Though steel pistons have been used primarily in heavy-duty engines as well as some high performance marine engines, it is possible that steel pistons may eventually find their way into light truck high performance diesel engines, too. Except for some experimental pistons, steel pistons for light truck diesels are not yet available in the aftermarket.
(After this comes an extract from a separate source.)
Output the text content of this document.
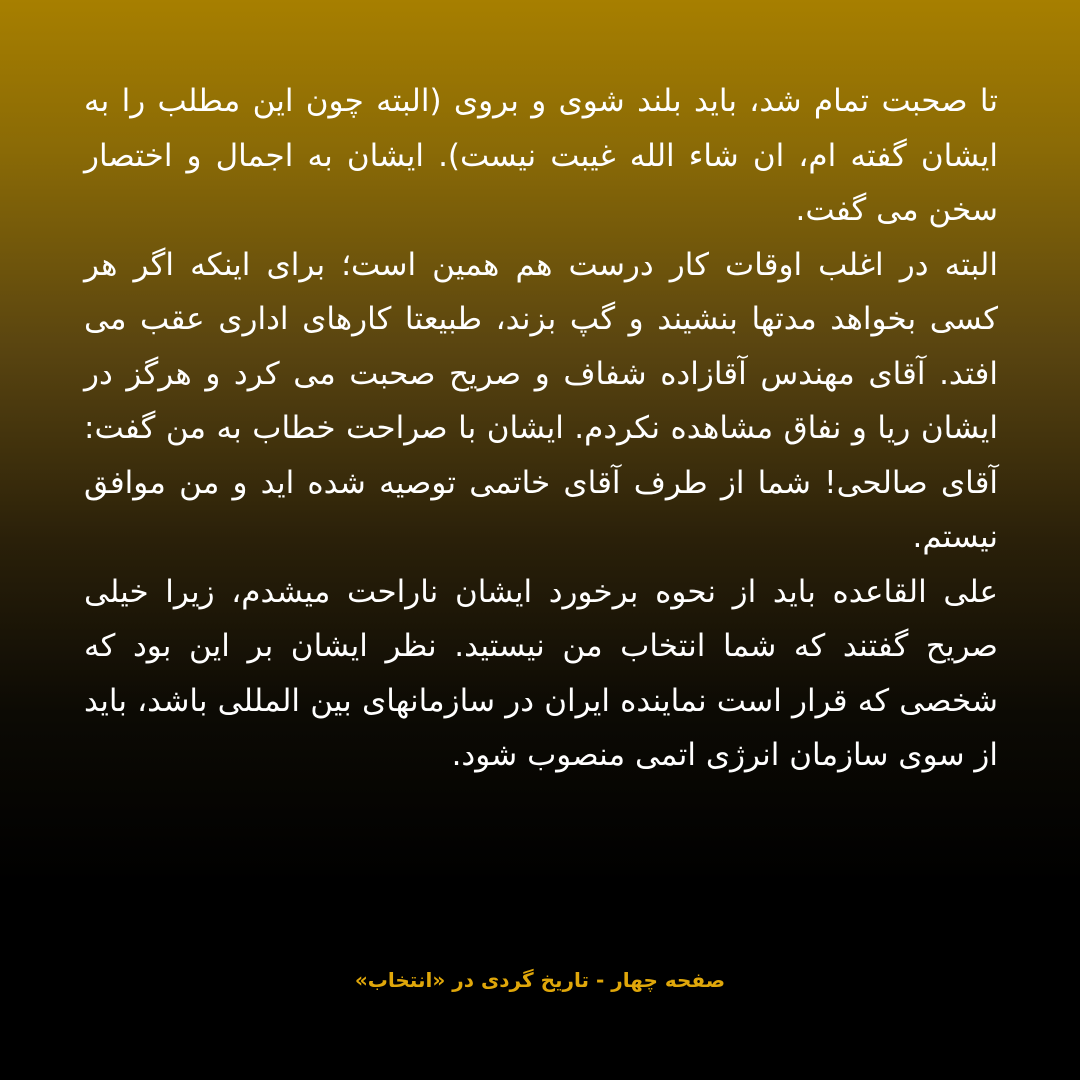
تا صحبت تمام شد، باید بلند شوی و بروی (البته چون این مطلب را به ایشان گفته ام، ان شاء الله غیبت نیست). ایشان به اجمال و اختصار سخن می گفت.

البته در اغلب اوقات کار درست هم همین است؛ برای اینکه اگر هر کسی بخواهد مدتها بنشیند و گپ بزند، طبیعتا کارهای اداری عقب می افتد. آقای مهندس آقازاده شفاف و صریح صحبت می کرد و هرگز در ایشان ریا و نفاق مشاهده نکردم. ایشان با صراحت خطاب به من گفت: آقای صالحی! شما از طرف آقای خاتمی توصیه شده اید و من موافق نیستم.

علی القاعده باید از نحوه برخورد ایشان ناراحت میشدم، زیرا خیلی صریح گفتند که شما انتخاب من نیستید. نظر ایشان بر این بود که شخصی که قرار است نماینده ایران در سازمانهای بین المللی باشد، باید از سوی سازمان انرژی اتمی منصوب شود.

صفحه چهار - تاریخ گردی در «انتخاب»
As diesel engines continue to evolve, so do the piston designs that are used in subsequent generations of the same engine. On Ford 6.9L and 7.3L Powerstroke diesel engines, four different piston configurations have been used from 1992 to 2004. These include the 6.9L non-turbo piston, a 7.3L non-turbo piston, a 7.3L turbo piston with a significantly larger diameter wrist pin for added strength, and a 7.3L direct injection turbo piston with a recessed combustion chamber in the top of the piston. Another difference is that the non-turbo pistons in the 1994 to 1998.5 7.3L engines were mated to conventional forged steel rods. On the newer 1998.5 to 2004 7.3L engines, the small end of the connecting rods and the piston pin bosses are tapered to provide greater support for wrist pin. The rods are also powder metal with cracked caps.
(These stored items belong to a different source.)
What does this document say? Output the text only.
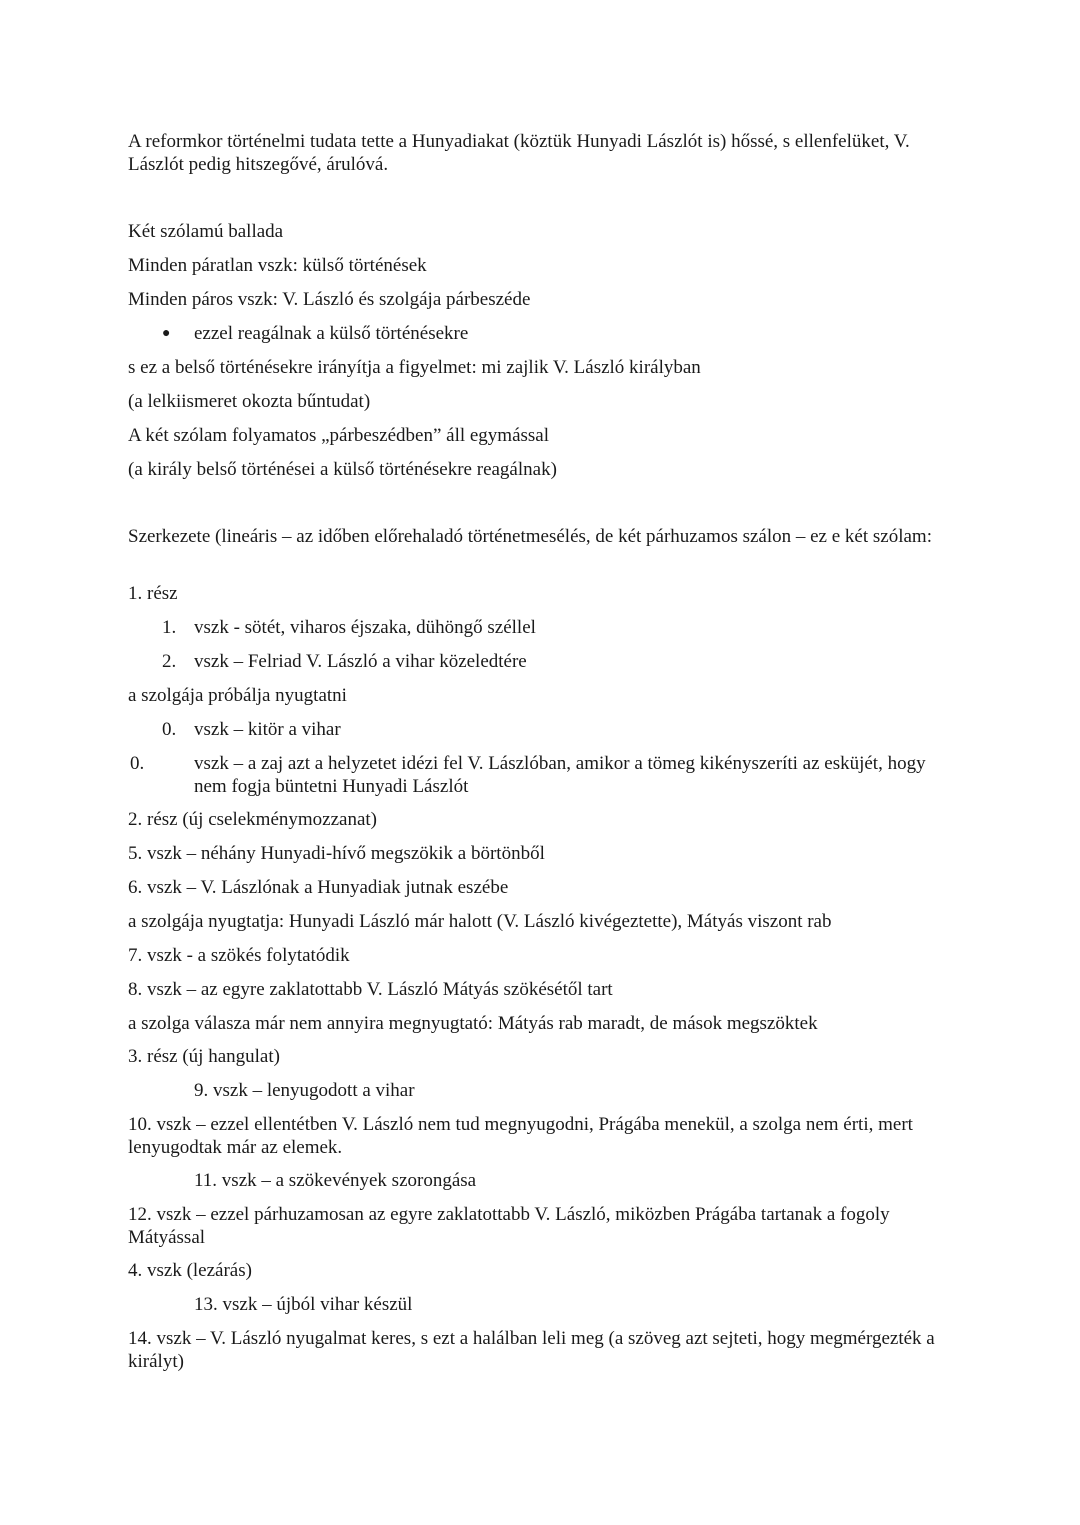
A reformkor történelmi tudata tette a Hunyadiakat (köztük Hunyadi Lászlót is) hőssé, s ellenfelüket, V. Lászlót pedig hitszegővé, árulóvá.
Két szólamú ballada
Minden páratlan vszk: külső történések
Minden páros vszk: V. László és szolgája párbeszéde
● ezzel reagálnak a külső történésekre
s ez a belső történésekre irányítja a figyelmet: mi zajlik V. László királyban
(a lelkiismeret okozta bűntudat)
A két szólam folyamatos „párbeszédben” áll egymással
(a király belső történései a külső történésekre reagálnak)
Szerkezete (lineáris – az időben előrehaladó történetmesélés, de két párhuzamos szálon – ez e két szólam:
1. rész
1. vszk - sötét, viharos éjszaka, dühöngő széllel
2. vszk – Felriad V. László a vihar közeledtére
a szolgája próbálja nyugtatni
0. vszk – kitör a vihar
0.	vszk – a zaj azt a helyzetet idézi fel V. Lászlóban, amikor a tömeg kikényszeríti az esküjét, hogy nem fogja büntetni Hunyadi Lászlót
2. rész (új cselekménymozzanat)
5. vszk – néhány Hunyadi-hívő megszökik a börtönből
6. vszk – V. Lászlónak a Hunyadiak jutnak eszébe
a szolgája nyugtatja: Hunyadi László már halott (V. László kivégeztette), Mátyás viszont rab
7. vszk - a szökés folytatódik
8. vszk – az egyre zaklatottabb V. László Mátyás szökésétől tart
a szolga válasza már nem annyira megnyugtató: Mátyás rab maradt, de mások megszöktek
3. rész (új hangulat)
9. vszk – lenyugodott a vihar
10. vszk – ezzel ellentétben V. László nem tud megnyugodni, Prágába menekül, a szolga nem érti, mert lenyugodtak már az elemek.
11. vszk – a szökevények szorongása
12. vszk – ezzel párhuzamosan az egyre zaklatottabb V. László, miközben Prágába tartanak a fogoly Mátyással
4. vszk (lezárás)
13. vszk – újból vihar készül
14. vszk – V. László nyugalmat keres, s ezt a halálban leli meg (a szöveg azt sejteti, hogy megmérgezték a királyt)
One of the problems often seen on 1994 to 1997 7.3L Powerstroke engines is cylinder and ring wear due to dirt contamination. The stock Ford air cleaner didn’t seal well and could leak, allowing unfiltered air to be sucked into the engine. The OEM air filter also has a barely adequate filter capacity for this engine. Larger capacity aftermarket filter kits are available for these engines, and should be recommended if evidence of cylinder and ring wear due to dirt is found.
Piston Failure Analysis
When you tear down a diesel engine and find debris embedded in the tops of the pistons, or dents or dings in the piston crowns, it means the engine ingested some kind of contaminants. It may be the fault of the turbocharger, the intercooler, or a missing or damaged air filter or intake ductwork. There’s no guarantee the same thing won’t happen a second time, so these components need to be carefully inspected and cleaned before the engine is rebuilt, installed and fired up.
If you find a piston with the impression of a valve stamped into the top of it, the engine may have had a valve sticking problem. This can be caused by a buildup of fuel deposits on the valve stems from prolonged idling. The buildup of fuel deposits is called “wet stacking” and it can be prevented by adding a fuel conditioner to the fuel tank and/or be installing an idle speed controller that kicks up the idle speed if the engine is left idling for a period of time.
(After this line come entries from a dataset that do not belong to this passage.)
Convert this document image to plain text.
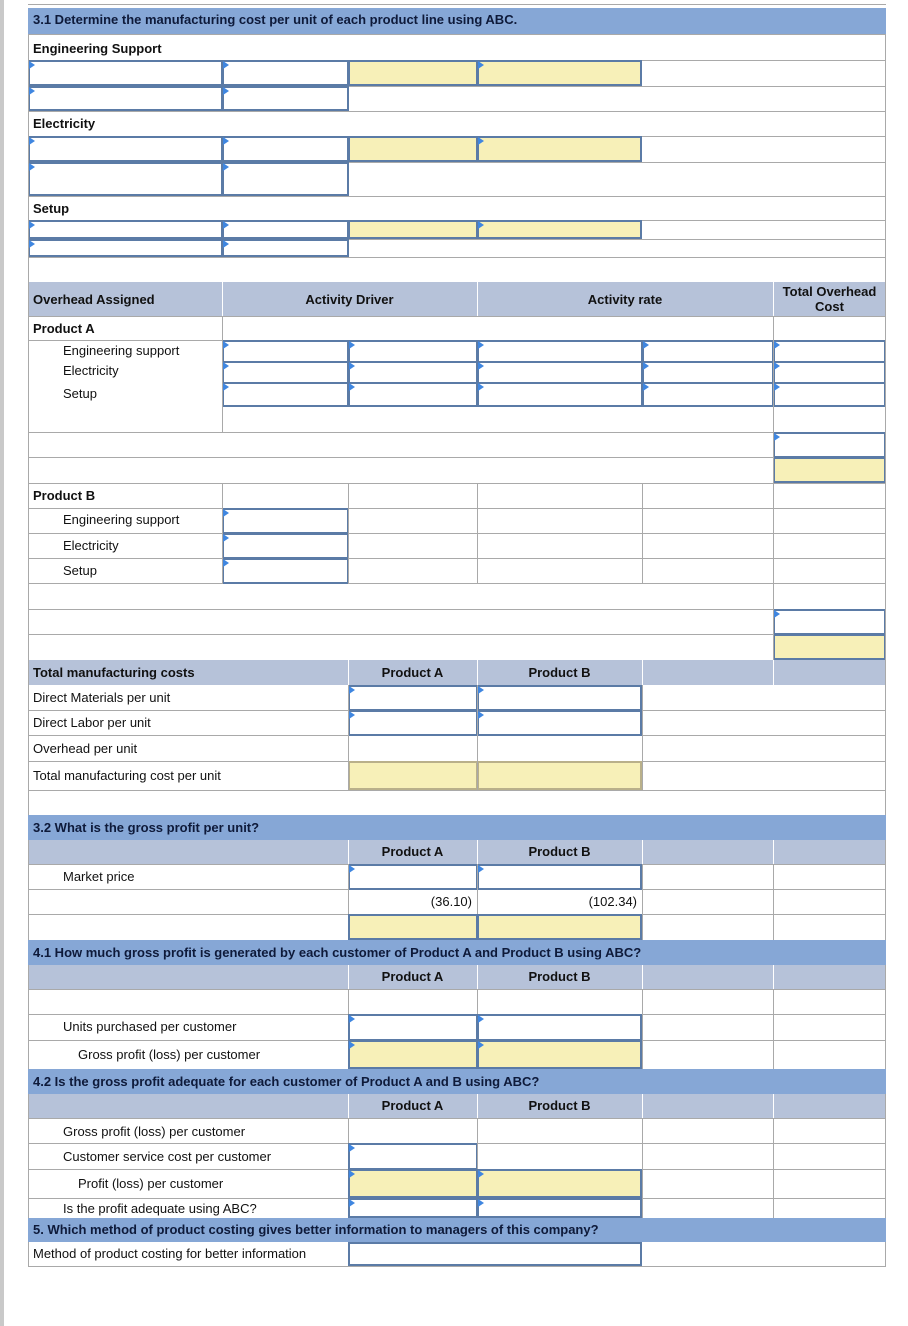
3.1 Determine the manufacturing cost per unit of each product line using ABC.
Engineering Support
Electricity
Setup
Overhead Assigned	Activity Driver	Activity rate
Total Overhead
Cost
Product A
Engineering support
Electricity
Setup
Product B
Engineering support
Electricity
Setup
Total manufacturing costs	Product A	Product B
Direct Materials per unit
Direct Labor per unit
Overhead per unit
Total manufacturing cost per unit
3.2 What is the gross profit per unit?
Product A	Product B
Market price
(36.10)	(102.34)
4.1 How much gross profit is generated by each customer of Product A and Product B using ABC?
Product A	Product B
Units purchased per customer
Gross profit (loss) per customer
4.2 Is the gross profit adequate for each customer of Product A and B using ABC?
Product A	Product B
Gross profit (loss) per customer
Customer service cost per customer
Profit (loss) per customer
Is the profit adequate using ABC?
5. Which method of product costing gives better information to managers of this company?
Method of product costing for better information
Blue smoke coming out of the tailpipe is a classic indication of oil entering the combustion chamber past worn valve guides, or worn, cracked, broken or improperly installed piston rings. But before you take an engine back on a warranty claim for oil consumption, keep in mind the oil may also be coming from leaky turbocharger seals. The presence of any liquid oil in the exhaust would indicate the turbo as the most likely culprit. The turbo plumbing should also be inspected for leaks if the engine lacks normal power because boost pressure on the inlet side of the turbo helps seal the inlet seal in the turbo housing.
High engine oil consumption in a diesel can also be caused by leaky fuel injector O-rings. Oil is used to pressurize the injectors, and if the O-rings that allow oil to mix with the fuel and be routed back to the fuel tank.